Image: Hansonlab at TUDelft
For years now, researchers have suggested that quantum communication could herald an era of "completely secure" communication—the only problem is, they haven't been able to demonstrate that it's possible, until now. Dutch researchers have, for the first time, perfected "unconditional quantum teleportation."
It's not the teleportation of physical matter, like people think of from science fiction. Instead, what's being teleported or communicated is the state of a qubit—a piece of quantum data stored on an electron or a proton. That state can be transmitted to and read from a separate qubit in another location, 100 percent of the time, and could eventually be used to send messages, e-mails, data, or even create robust quantum networks and computers that are much, much faster than what we already have.
Though similar "teleportation" has been done by researchers at the University of Maryland, their success rate was abysmal: Just one out of every 100 million attempts succeeded.
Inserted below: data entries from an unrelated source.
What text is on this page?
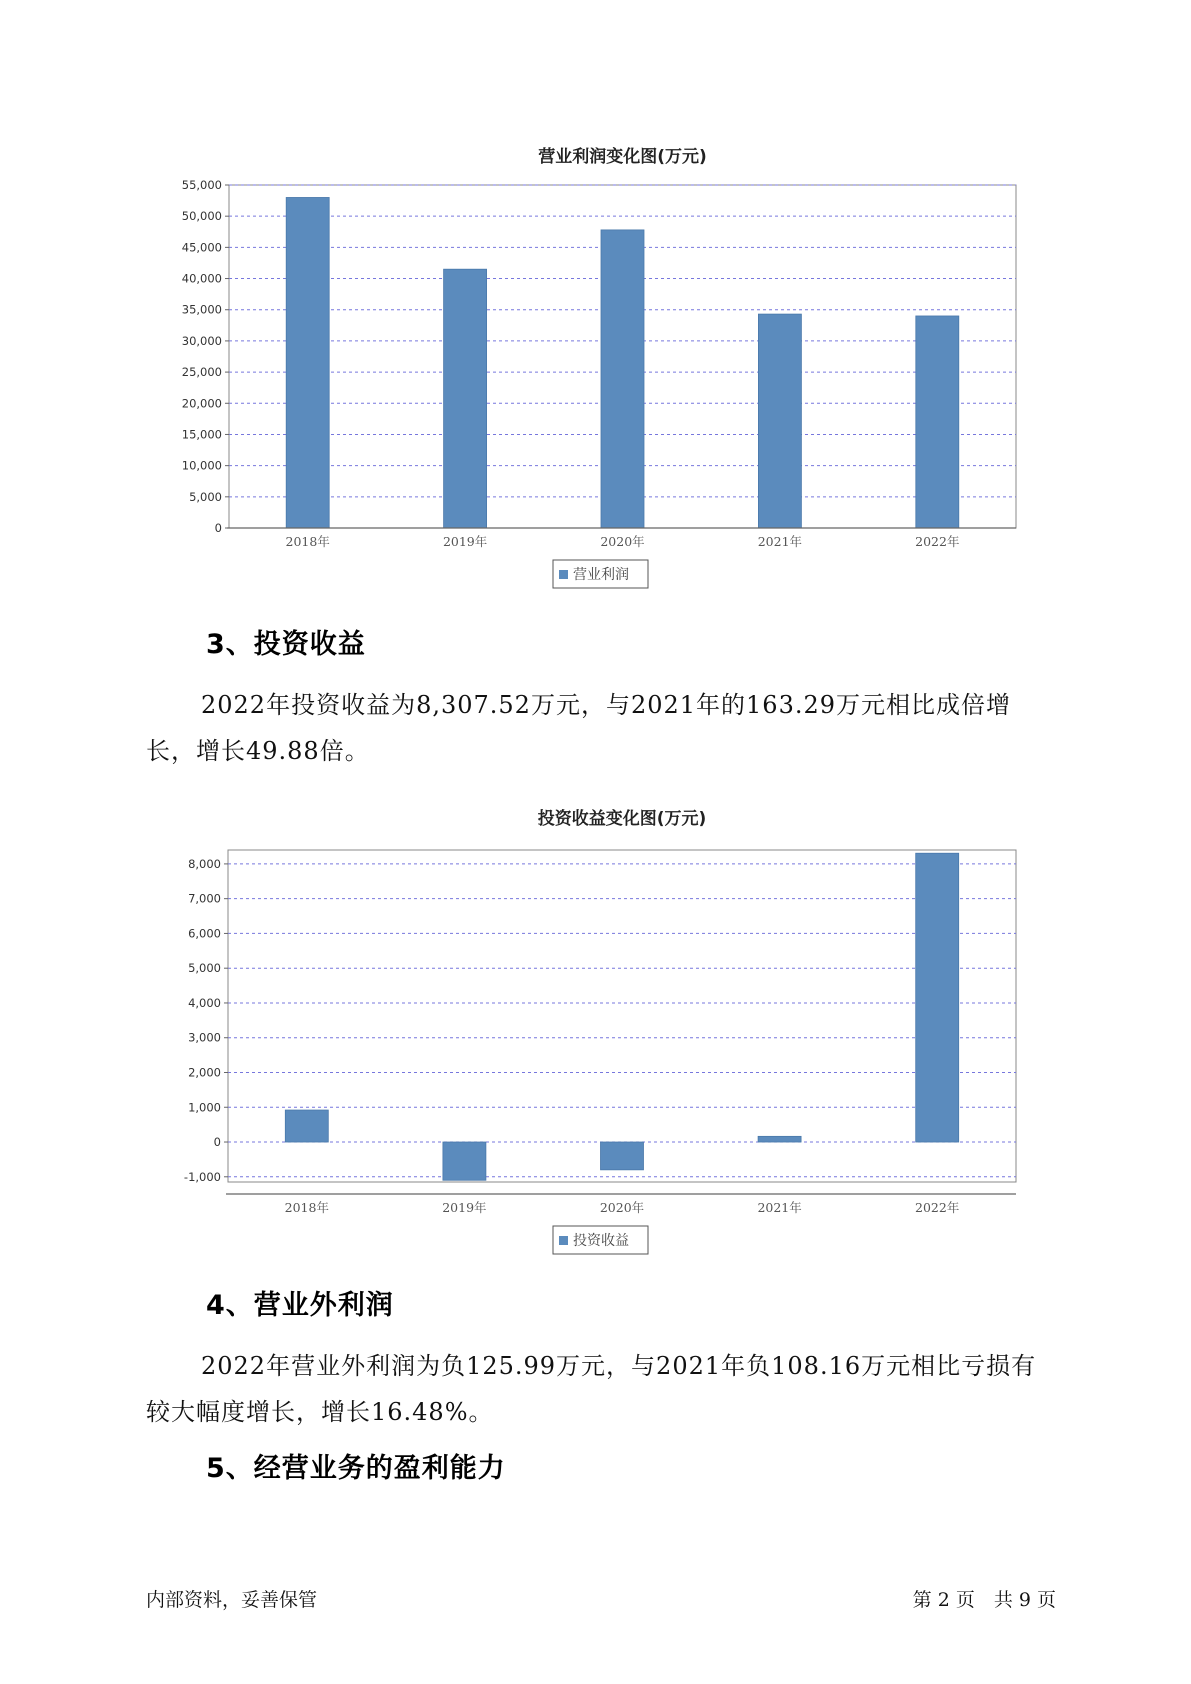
营业利润变化图(万元)
0
5,000
10,000
15,000
20,000
25,000
30,000
35,000
40,000
45,000
50,000
55,000
2018年	2019年	2020年	2021年	2022年
营业利润
投资收益变化图(万元)
-1,000
0
1,000
2,000
3,000
4,000
5,000
6,000
7,000
8,000
2018年	2019年	2020年	2021年	2022年
投资收益
3、投资收益

2022年投资收益为8,307.52万元，与2021年的163.29万元相比成倍增长，增长49.88倍。

4、营业外利润

2022年营业外利润为负125.99万元，与2021年负108.16万元相比亏损有较大幅度增长，增长16.48%。

5、经营业务的盈利能力
内部资料，妥善保管	第 2 页　共 9 页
Meanwhile, the Dutch researchers, who work at a lab at the Kavli Institute of Nanoscience Delft, were able to transmit the data over a distance of 10 feet each time, with plans to try it out at distances of over a kilometer in future tests. The team published their findings in Science.
Here's what it looks like:
The theory of quantum mechanics suggests that two particles can be entangled, or bonded together, so they behave in exactly the same way, no matter where they are located. Einstein once said that the behavior is "spooky action at a distance"—when you act upon one part of an an entangled pair, the other will also be affected, no matter how far away they get. However, if the state of that information is read, they will automatically be destroyed—that's why quantum communication is looked at as a theoretical gold standard for security.
"There have been a lot of ideas in the past about realizing a perfectly secure communications channel—if you have entanglement, it's always possible for the sender and the receiver to figure out if someone is listening in," Wolfgang Pfaff, one of the study's authors, told me. "In the future, it'll be possible to send information this way, and, as one of the fundamentals, you can't capture the information without me knowing."
The fact that quantum bits of data are inherently destroyed if they are read is one of the reasons why they're so secure—but it also makes working with them, and making them useful, exceedingly difficult. That difficulty is why most so-called "quantum computers" created so far haven't actuallybeen quantum computers. Pfaff's team, however, seems to have figured out how to use qubits to actually send meaningful messages without destroying the whole thing in the process.
In the lab, his team created qubits and stored them in a low-temperature diamond "prison" which allows the team to more easily study the atoms. Pfaff says the team excited the particles—two electrons and an atomic nucleus—using lasers, which entangles them and turns them into what he calls a "joint entity." They then establish what is known as a "spin" on the electrons, which can be reliably read from across the lab. The first qubit is destroyed, as expected, but is "consumed" on the other end, and the data is successfully transferred.
"The novelty is we were able to determine the outcome of the measurement every single time while preserving the fragile quantum state," he said. "If you know the outcome of that measurement, you can transfer it in real time and read it."
Here's what the whole lab setup looks like:
Image: Hansonlab at TUDelft
It's tricky stuff—basically, Pfaff and others who believe quantum computing and communications are possible are out to disprove one of Einstein's theorems—but the important thing to note is that it's appearing much more likely that this can actually be done, and scientists are making real strides toward making it a reality. Earlier this year, China announced that it would begin building the world's largest quantum communications network, and DARPA and the NSA are also working on quantum computing.
The key now is to make it possible to send actual messages—the "hello world" of quantum communications, Pfaff said. Doing that requires creating quantum memory, a way of reading and storing these states on both sides of the teleporters.
"Bit for bit, you'd send all that information, create entanglement, and repeat it until you're done with it. It requires some other technologies because we don't have memories that last long enough, but in principle, you could already do it," he said.
So, you won't be able to call up Comcast and have a quantum teleporter put into your house anytime soon, but this means that quantum computing can finally move out of the theoretical realm and into the practical one.